Parası yeten yerli, küçük ya da büyükbaş hayvan eti alırken, yetmeyenler, yine sağlıklı, ancak daha ucuz, ithal et alacak.”
***
Bütün uzlaşı kapıları bir anlamda tıkanınca Ünal Üstel’in Başbakanlığındaki hükümet 20 Haziran 2024’te yürürlükten kalkacak olan, “Ülkemizde son günlerde et tüketiminin arttığı ve ülke et ihtiyacının karşılanması, aynı zamanda tüketici fiyatlarının dengede kalabilmesi ve alım gücünün artması için Toprak Ürünleri Kurumu’nun yapacağı et ithalinin (Donmuş Kuzu Eti Kemiksiz, Donmuş Dana Kıyma) ivedi bir şekilde gerçekleşebilmesi amaçlanmaktadır.
Hazırlanan bu Kararname ile yaşanan sıkıntının yarattığı olumsuz etkinin bertaraf edilmesi hedeflenmektedir”, genel gerekçesiyle bir kararname yayımladı.

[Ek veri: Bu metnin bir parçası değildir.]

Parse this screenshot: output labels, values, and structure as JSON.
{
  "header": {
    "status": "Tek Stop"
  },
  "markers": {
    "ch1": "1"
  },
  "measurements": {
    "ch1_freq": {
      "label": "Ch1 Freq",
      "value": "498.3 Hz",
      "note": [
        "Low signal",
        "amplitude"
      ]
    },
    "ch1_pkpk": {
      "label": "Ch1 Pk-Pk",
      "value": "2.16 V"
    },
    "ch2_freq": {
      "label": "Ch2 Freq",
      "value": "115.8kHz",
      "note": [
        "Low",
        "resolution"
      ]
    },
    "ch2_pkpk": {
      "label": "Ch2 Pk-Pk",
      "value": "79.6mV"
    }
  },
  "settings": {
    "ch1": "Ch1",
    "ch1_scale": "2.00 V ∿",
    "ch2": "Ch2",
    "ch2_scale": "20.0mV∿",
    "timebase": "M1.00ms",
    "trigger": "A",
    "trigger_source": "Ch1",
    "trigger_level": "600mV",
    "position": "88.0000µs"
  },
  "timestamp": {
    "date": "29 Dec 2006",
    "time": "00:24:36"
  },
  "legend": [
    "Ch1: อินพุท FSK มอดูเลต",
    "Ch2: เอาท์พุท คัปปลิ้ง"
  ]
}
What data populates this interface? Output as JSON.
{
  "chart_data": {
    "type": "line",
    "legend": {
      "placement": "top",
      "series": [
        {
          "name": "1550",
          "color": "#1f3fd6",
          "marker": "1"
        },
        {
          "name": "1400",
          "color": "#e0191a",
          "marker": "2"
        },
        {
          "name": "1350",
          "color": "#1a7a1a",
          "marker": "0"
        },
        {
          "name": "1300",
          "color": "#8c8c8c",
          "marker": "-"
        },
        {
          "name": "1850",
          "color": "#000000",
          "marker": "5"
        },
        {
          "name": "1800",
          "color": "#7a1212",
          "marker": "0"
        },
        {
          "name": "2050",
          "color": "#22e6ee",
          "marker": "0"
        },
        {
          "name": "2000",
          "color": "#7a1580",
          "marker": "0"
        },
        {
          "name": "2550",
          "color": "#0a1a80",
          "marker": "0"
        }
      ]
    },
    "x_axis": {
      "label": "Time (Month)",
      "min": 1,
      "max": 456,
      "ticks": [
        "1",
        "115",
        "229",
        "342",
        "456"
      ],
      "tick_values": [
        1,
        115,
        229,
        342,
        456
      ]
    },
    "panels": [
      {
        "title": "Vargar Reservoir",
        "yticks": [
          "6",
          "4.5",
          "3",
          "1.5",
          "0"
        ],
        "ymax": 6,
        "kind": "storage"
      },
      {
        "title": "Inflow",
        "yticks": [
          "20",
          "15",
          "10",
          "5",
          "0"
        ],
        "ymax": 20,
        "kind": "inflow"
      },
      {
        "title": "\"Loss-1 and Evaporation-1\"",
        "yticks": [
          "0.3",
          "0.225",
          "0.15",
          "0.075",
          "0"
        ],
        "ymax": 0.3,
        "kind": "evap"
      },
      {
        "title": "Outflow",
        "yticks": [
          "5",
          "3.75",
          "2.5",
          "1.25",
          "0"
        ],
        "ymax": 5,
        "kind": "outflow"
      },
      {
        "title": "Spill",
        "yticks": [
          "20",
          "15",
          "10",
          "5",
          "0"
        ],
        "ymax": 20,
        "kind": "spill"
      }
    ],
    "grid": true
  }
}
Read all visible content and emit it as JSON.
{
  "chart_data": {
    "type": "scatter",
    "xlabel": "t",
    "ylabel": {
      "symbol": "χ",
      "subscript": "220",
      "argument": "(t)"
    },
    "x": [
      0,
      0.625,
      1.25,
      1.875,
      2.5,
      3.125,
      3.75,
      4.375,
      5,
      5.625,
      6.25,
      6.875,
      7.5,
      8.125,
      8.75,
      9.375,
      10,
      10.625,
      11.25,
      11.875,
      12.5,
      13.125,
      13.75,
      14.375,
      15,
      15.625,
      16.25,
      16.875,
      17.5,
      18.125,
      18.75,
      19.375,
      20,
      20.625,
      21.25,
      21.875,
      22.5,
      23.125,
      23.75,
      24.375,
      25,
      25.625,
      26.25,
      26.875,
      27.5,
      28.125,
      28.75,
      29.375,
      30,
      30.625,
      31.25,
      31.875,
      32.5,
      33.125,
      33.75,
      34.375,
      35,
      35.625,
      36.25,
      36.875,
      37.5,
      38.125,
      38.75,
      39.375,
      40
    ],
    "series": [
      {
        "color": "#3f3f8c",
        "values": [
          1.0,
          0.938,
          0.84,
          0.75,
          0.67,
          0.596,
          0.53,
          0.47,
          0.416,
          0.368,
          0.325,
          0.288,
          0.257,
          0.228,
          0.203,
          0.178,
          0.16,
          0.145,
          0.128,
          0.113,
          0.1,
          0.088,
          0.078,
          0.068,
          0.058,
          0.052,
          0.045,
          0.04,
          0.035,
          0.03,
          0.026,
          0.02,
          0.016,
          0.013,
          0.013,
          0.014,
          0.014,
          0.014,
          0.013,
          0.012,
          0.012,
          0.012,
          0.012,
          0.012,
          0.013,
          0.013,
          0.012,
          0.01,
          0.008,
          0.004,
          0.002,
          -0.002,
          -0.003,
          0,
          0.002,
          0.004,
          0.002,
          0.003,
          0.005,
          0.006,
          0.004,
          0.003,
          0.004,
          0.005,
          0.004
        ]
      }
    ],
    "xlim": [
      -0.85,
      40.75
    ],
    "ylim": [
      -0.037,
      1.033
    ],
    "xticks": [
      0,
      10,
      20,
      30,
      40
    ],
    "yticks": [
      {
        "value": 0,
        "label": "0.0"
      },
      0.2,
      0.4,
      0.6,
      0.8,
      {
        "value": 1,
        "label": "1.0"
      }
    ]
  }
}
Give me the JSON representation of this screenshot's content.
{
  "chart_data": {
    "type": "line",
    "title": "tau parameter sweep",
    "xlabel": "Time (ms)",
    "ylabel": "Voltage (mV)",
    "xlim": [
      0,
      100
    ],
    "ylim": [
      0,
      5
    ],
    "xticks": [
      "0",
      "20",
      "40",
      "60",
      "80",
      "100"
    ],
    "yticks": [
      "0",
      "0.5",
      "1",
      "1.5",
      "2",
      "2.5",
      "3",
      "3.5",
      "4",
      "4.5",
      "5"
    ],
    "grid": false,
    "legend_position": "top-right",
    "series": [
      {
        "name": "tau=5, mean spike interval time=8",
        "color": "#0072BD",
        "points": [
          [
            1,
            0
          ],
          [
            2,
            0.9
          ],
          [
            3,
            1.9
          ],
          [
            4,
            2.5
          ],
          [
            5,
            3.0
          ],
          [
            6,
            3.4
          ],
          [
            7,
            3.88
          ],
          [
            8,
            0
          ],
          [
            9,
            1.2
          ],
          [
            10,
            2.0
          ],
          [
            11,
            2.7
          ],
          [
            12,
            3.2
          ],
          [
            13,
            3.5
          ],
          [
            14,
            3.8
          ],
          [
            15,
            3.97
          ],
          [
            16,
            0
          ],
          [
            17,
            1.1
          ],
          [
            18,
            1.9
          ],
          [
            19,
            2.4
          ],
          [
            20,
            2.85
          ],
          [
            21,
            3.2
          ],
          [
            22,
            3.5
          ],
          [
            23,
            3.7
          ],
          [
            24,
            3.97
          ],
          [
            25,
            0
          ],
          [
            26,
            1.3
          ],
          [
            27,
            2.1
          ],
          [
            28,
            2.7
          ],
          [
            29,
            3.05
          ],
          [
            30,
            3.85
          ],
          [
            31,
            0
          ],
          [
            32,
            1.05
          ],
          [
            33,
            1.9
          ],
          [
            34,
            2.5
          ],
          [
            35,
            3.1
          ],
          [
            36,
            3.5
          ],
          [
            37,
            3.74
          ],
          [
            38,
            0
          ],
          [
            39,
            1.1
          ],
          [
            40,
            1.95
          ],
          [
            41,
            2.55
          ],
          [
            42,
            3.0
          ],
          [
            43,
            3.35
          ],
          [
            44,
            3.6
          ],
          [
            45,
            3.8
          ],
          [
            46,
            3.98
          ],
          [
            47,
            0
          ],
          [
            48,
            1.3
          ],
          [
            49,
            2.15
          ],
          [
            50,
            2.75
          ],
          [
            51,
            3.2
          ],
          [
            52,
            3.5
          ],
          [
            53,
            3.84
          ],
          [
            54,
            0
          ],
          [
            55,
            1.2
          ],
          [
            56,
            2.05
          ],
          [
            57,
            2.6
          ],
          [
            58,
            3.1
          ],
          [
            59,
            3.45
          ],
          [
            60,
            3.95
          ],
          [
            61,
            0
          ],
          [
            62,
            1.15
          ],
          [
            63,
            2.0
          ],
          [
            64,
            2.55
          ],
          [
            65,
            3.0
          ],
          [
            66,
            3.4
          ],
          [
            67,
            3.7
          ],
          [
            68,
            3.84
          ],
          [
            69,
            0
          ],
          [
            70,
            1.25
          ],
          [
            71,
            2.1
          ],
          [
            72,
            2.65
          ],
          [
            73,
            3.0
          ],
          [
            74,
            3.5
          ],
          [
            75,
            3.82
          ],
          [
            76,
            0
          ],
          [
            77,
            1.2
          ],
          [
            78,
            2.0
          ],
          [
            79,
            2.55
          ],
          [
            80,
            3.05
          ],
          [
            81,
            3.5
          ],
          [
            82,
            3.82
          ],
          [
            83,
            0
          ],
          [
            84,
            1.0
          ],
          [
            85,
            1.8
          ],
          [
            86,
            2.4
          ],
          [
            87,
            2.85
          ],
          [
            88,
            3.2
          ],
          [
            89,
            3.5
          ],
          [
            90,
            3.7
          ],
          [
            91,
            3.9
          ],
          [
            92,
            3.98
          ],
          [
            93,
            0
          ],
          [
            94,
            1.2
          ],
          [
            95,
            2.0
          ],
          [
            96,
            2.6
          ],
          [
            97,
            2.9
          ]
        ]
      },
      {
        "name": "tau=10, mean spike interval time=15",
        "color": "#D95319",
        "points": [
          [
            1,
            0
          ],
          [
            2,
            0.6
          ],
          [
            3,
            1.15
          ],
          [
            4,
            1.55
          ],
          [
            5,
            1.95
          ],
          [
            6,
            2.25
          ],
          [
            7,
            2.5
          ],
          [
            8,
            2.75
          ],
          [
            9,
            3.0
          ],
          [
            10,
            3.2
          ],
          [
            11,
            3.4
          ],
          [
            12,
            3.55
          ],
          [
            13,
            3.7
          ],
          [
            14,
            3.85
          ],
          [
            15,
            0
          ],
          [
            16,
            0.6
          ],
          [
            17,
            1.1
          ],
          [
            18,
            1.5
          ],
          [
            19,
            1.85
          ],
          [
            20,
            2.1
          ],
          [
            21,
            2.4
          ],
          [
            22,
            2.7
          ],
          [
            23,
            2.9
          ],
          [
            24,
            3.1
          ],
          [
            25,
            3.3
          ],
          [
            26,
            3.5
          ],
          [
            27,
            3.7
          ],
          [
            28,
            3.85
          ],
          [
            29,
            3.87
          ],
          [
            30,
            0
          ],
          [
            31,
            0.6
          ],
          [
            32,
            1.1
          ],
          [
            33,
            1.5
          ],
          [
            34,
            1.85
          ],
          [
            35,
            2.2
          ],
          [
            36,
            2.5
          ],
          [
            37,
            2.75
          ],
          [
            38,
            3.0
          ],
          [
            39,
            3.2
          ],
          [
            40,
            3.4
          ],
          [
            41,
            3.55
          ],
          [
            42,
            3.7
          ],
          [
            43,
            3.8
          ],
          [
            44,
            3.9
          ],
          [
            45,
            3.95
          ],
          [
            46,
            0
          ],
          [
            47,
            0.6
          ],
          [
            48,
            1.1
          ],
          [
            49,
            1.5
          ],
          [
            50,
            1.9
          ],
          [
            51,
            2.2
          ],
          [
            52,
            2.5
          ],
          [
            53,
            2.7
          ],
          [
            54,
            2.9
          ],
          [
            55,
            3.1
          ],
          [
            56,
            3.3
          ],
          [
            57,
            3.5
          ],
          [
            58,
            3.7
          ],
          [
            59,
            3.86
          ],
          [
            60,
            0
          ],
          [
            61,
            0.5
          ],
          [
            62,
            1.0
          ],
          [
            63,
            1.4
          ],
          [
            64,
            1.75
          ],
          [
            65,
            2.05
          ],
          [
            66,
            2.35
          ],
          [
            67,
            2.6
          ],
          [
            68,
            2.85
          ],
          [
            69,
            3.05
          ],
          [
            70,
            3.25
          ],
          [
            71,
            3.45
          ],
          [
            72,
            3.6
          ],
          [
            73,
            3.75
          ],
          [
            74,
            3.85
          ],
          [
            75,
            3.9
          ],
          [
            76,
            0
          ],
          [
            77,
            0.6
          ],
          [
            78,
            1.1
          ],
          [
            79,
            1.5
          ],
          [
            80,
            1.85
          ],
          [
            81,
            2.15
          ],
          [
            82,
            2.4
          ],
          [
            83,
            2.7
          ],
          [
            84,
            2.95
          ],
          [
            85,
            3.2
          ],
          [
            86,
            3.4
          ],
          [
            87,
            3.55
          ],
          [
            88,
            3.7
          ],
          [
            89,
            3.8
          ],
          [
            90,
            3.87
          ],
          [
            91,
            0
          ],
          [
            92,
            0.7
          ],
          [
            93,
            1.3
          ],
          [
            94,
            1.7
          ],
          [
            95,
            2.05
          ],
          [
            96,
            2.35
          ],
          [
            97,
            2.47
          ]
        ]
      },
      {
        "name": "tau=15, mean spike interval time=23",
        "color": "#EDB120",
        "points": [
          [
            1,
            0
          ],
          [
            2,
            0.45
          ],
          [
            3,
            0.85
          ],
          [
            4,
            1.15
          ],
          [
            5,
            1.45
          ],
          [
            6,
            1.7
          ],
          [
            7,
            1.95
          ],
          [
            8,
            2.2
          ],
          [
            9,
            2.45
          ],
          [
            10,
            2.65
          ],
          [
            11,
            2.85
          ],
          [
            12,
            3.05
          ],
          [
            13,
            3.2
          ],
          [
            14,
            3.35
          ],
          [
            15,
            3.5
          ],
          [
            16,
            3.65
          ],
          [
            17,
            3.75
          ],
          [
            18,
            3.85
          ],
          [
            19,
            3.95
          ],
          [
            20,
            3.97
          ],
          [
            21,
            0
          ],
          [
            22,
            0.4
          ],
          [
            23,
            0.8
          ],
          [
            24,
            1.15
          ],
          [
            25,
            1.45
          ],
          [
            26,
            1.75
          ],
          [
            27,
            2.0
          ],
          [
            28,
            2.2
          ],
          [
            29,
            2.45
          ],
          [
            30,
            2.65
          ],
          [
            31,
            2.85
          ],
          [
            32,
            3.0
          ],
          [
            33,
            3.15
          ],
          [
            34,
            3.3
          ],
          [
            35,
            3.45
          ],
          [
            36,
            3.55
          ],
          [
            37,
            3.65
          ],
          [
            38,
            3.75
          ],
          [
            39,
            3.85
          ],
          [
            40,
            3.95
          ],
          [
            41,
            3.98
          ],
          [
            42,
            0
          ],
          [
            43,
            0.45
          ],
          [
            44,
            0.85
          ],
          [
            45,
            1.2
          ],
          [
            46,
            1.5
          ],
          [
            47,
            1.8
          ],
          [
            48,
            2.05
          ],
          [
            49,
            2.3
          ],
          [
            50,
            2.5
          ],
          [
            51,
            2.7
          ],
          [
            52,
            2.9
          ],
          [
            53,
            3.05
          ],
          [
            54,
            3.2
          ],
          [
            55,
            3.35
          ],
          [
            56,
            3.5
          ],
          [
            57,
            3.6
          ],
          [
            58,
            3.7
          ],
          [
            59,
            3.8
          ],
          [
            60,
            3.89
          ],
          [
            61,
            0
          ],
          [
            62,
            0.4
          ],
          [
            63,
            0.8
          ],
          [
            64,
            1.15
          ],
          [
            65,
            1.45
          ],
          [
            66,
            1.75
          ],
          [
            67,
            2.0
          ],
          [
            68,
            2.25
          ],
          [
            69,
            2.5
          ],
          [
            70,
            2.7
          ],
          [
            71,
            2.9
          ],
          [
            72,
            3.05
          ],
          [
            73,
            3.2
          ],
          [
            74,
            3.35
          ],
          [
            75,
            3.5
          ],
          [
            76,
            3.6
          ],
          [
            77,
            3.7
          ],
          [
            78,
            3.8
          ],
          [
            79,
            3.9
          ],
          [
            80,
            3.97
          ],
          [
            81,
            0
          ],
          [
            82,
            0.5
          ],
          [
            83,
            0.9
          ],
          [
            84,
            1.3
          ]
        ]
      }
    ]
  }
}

Kararnamenin üç ana maddesi de aynen şöyle:
“Bu Yasa Gücünde Kararname ile Toprak Ürünleri Kurumu’nun yapacağı et ithalinin (Donmuş Kuzu Eti Kemiksiz, Donmuş Dana Kıyma) ivedi bir şekilde gerçekleşebilmesi amaçlanmaktadır. |
Bu Yasa Gücünde Kararname, Bakanlar Kurulu’nun Ü(K-I)579-2023 sayı ve 27.4.2023 tarihli kararı ile oluşturulan Komitenin et ithaline ilişkin belirlemiş olduğu kriterler çerçevesinde Toprak Ürünleri Kurumu tarafından getirilecek olan etin (Donmuş Kuzu Eti Kemiksiz, Donmuş Dana Kıyma) (paketlerde), Kamu İhale Yasası kuralları kapsamı dışında tutulması. |
Toprak Ürünleri Kurumu’nun Avrupa Birliği Ülkelerinden ithal edeceği donmuş et, Kuzey Kıbrıs Türk Cumhuriyeti’ne getirilip soğuk hava depolarında muhafaza edilecek olup talep üzerine Toprak Ürünleri Kurumu tarafından market ve kasaplara satışı gerçekleştirilecek ve bu işlemler Kamu İhale Yasası kuralları kapsamı dışında tutulacaktır.”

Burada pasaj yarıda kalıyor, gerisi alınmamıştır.